A movement pushing for greater autonomy in eastern Libya said it would not end the blockade of several oil-exporting ports, dashing hopes of a resolution to a three-month standoff with the Tripoli government.
The announcement was a blow to Prime Minister Ali Zeidan who had said he expected the blockage to end on Sunday after almost two weeks of negotiations with eastern tribal leaders to free up the vital trade.
Western powers worry Libya will slide into chaos as the Tripoli government struggles to rein in militias and tribesmen who helped topple Muammar Gaddafi in 2011 but kept their weapons and control parts of the OPEC-member country.

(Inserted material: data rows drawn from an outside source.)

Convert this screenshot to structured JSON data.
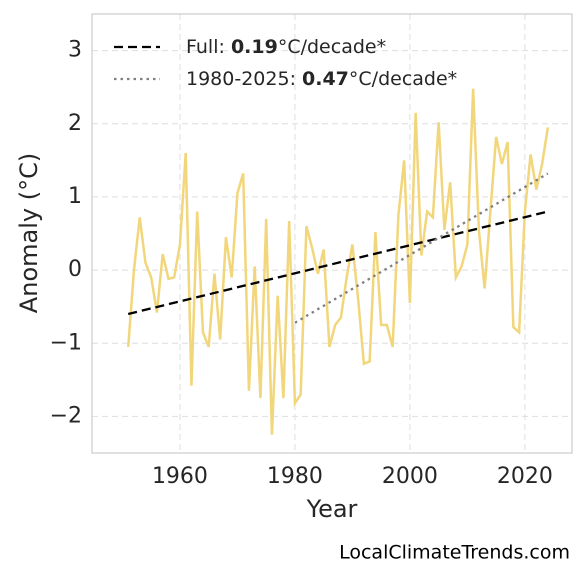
{
  "chart_data": {
    "type": "line",
    "xlabel": "Year",
    "ylabel": "Anomaly (°C)",
    "source": "LocalClimateTrends.com",
    "xlim": [
      1944.7,
      2028.2
    ],
    "xticks": [
      1960,
      1980,
      2000,
      2020
    ],
    "ylim": [
      -2.5,
      3.5
    ],
    "yticks": [
      {
        "value": -2,
        "label": "−2"
      },
      {
        "value": -1,
        "label": "−1"
      },
      0,
      1,
      2,
      3
    ],
    "grid": true,
    "legend": "upper left",
    "series": [
      {
        "color": "#f2d67c",
        "linestyle": "solid",
        "x": [
          1951,
          1952,
          1953,
          1954,
          1955,
          1956,
          1957,
          1958,
          1959,
          1960,
          1961,
          1962,
          1963,
          1964,
          1965,
          1966,
          1967,
          1968,
          1969,
          1970,
          1971,
          1972,
          1973,
          1974,
          1975,
          1976,
          1977,
          1978,
          1979,
          1980,
          1981,
          1982,
          1983,
          1984,
          1985,
          1986,
          1987,
          1988,
          1989,
          1990,
          1991,
          1992,
          1993,
          1994,
          1995,
          1996,
          1997,
          1998,
          1999,
          2000,
          2001,
          2002,
          2003,
          2004,
          2005,
          2006,
          2007,
          2008,
          2009,
          2010,
          2011,
          2012,
          2013,
          2014,
          2015,
          2016,
          2017,
          2018,
          2019,
          2020,
          2021,
          2022,
          2023,
          2024
        ],
        "values": [
          -1.05,
          0.0,
          0.72,
          0.1,
          -0.1,
          -0.58,
          0.22,
          -0.12,
          -0.1,
          0.35,
          1.6,
          -1.58,
          0.8,
          -0.85,
          -1.05,
          -0.05,
          -0.95,
          0.45,
          -0.1,
          1.05,
          1.32,
          -1.65,
          0.05,
          -1.75,
          0.7,
          -2.25,
          -0.35,
          -1.75,
          0.67,
          -1.82,
          -1.7,
          0.6,
          0.3,
          -0.05,
          0.28,
          -1.05,
          -0.75,
          -0.65,
          -0.1,
          0.35,
          -0.4,
          -1.28,
          -1.25,
          0.52,
          -0.75,
          -0.75,
          -1.05,
          0.75,
          1.5,
          -0.45,
          2.15,
          0.2,
          0.8,
          0.72,
          2.02,
          0.55,
          1.2,
          -0.1,
          0.05,
          0.35,
          2.48,
          0.55,
          -0.25,
          0.8,
          1.82,
          1.45,
          1.75,
          -0.78,
          -0.85,
          0.8,
          1.58,
          1.1,
          1.45,
          1.95
        ]
      },
      {
        "name": "Full: 0.19°C/decade*",
        "color": "#000000",
        "linestyle": "dashed",
        "x": [
          1951,
          2024
        ],
        "values": [
          -0.6,
          0.8
        ]
      },
      {
        "name": "1980-2025: 0.47°C/decade*",
        "color": "#808080",
        "linestyle": "dotted",
        "x": [
          1980,
          2024
        ],
        "values": [
          -0.72,
          1.32
        ]
      }
    ]
  }
}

The port blockages, along with strikes by oil workers, civil servants, tribesmen and other protesters at oilfields across the desert country, have cut vital oil exports to 110,000 barrels per day from more than 1 million in July.
On Tuesday, the eastern autonomy group said it would release three ports - which had previously handled 600,000 barrels of oil exports a day - if Tripoli let it take a share of oil sales and investigated reports of corruption in the industry.
"We have failed to reach a deal on these conditions with this (Tripoli) government," autonomy leader Ibrahim Jathran told reporters at his group's home base in Ajdabiya, west of Benghazi.
"I therefore confirm that we will not reopen the ports for this corrupt government," he said in brief statement.
He said Zeidan's government had let down Libyans after the revolt that ended four decades of Gaddafi rule.
"We want a decent life, rights, security, an army, police and security forces which protect citizens," said Jathran, who was a rebel commander during the NATO-backed uprising.
Jathran used to head a force protecting oil installations until he defected with his heavily armed men in the summer and seized the Ras Lanuf, Es-Sider and Zueitina ports to boost his campaign for more regional autonomy and a greater share of oil sales.
The oil blockages have dried up the main source for the dollars needed to import wheat and other basic foodstuffs. The government has warned it will not be able to pay public sector workers if oil strikes continue.
Oil officials said on Sunday Libya was increasing fuel imports to ease shortages at petrol stations.
There was no immediate comment from Tripoli on Jathran's statement. Deputy Oil Minister Omar Shakmak declined to comment when asked by reporters at a news conference on fuel imports.
Officials have refused to recognise the self-declared eastern government and warned that Tripoli would attack any tanker trying to load oil at seized ports.